Cholesterol efflux in macrophages is known to be regulated by ABCA1 and ABCG1. Therefore, we examined the effects of imeglimin on ABCA1 and ABCG1 expression levels. Imeglimin increased the expression of ABCA1 and ABCG1 proteins compared to that in ox-LDL/HG-treated THP-1 macrophages (Figure 3).

To determine whether imeglimin decreases ox-LDL uptake through downregulation of the expression of a scavenger receptor, we investigated the effect of imeglimin on CD36. As shown in Figure 3, imeglimin treatment normalized the ox-LDL/HG-induced increase in CD36 protein expression.

3.3. Imeglimin Regulates the Expression of ABCG1 and CD36 via Adenosine Monophosphate-Activated Protein Kinase (AMPK) Activation in ox-LDL/HG-Treated THP-1 Macrophages

Previous studies demonstrated that AMPK exerts antiatherosclerotic effects by upregulating ABCA1 and ABCG1 expression and promoting cholesterol efflux from macrophages [22,23]. Based on this evidence, we investigated whether imeglimin regulated cholesterol uptake and efflux through AMPK activation. We observed that imeglimin treatment enhanced AMPK phosphorylation in ox-LDL/HG-treated THP-1 macrophages (Figure 4A,B). In addition, imeglimin-induced upregulation of ABCG1 expression was abolished by pretreatment with compound C, an AMPK inhibitor, whereas ABCA1 expression did not show any statistically significant changes in the presence of compound C (Figure 4C,D). Furthermore, imeglimin-induced inhibition of CD36 protein expression was reversed by pretreatment with compound C (Figure 4C,D). These findings implied that imeglimin alleviated foam cell formation by increasing the levels of cholesterol efflux transporters (ABCG1) and suppressing CD36 expression through AMPK activation.

3.4. Effect of Imeglimin on Body Weight and Serum Biochemical Parameters in Diabetic ApoE^−/− Mice

The body weights of ApoE^−/− mice were measured weekly between 10 and 19 weeks of age, and no significant differences between mice from the Diabetes Mellitus (DM)-vehicle and DM-imeglimin groups were observed (Figure 5).

In addition, after nine weeks of imeglimin treatment, we measured mice fasting serum levels of glucose, lipids, and creatinine. We found that imeglimin treatment significantly reduced fasting glucose, total cholesterol, and LDL cholesterol levels in mice from the DM-imeglimin group compared to those in mice from the DM-vehicle group (Table 1). However, creatinine, HDL cholesterol, and triglyceride levels were not significantly different between the groups (Table 1). During the experimental period, no mice died.

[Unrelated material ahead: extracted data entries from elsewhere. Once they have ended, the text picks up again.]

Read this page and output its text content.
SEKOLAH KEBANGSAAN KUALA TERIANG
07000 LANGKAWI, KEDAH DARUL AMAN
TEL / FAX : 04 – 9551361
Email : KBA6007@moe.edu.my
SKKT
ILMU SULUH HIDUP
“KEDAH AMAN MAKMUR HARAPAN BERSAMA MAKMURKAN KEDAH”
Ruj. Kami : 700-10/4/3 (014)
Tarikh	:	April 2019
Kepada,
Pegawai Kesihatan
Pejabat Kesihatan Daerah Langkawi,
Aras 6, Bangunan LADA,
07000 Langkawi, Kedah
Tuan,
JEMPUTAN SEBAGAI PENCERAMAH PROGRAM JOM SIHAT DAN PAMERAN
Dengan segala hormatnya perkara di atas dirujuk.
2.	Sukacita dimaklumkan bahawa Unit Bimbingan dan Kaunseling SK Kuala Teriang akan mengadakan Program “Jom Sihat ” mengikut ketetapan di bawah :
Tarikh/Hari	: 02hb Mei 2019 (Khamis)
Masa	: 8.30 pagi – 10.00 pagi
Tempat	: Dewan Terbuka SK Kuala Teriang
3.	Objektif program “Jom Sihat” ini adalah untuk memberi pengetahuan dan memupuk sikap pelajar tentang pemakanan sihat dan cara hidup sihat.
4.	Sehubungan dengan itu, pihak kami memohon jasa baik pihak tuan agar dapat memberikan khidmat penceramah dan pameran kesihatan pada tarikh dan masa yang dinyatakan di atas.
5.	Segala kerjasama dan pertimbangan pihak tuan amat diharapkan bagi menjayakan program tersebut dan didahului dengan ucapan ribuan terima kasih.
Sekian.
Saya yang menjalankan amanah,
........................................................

3.5. Imeglimin Alleviates Atherosclerotic Plaque Formation in Diabetic ApoE^−/− Mice

En face analyses of Oil Red O-stained atherosclerotic plaques in the aortic arch and thoracic aorta of mice from the different groups demonstrated that the percentage area of atherosclerotic plaques was significantly increased in mice from the DM-vehicle group compared to that in mice from the control group. Moreover, imeglimin administration significantly reduced the atherosclerotic plaque area in mice from the DM-imeglimin group compared to that in mice from the DM-vehicle group (Figure 6).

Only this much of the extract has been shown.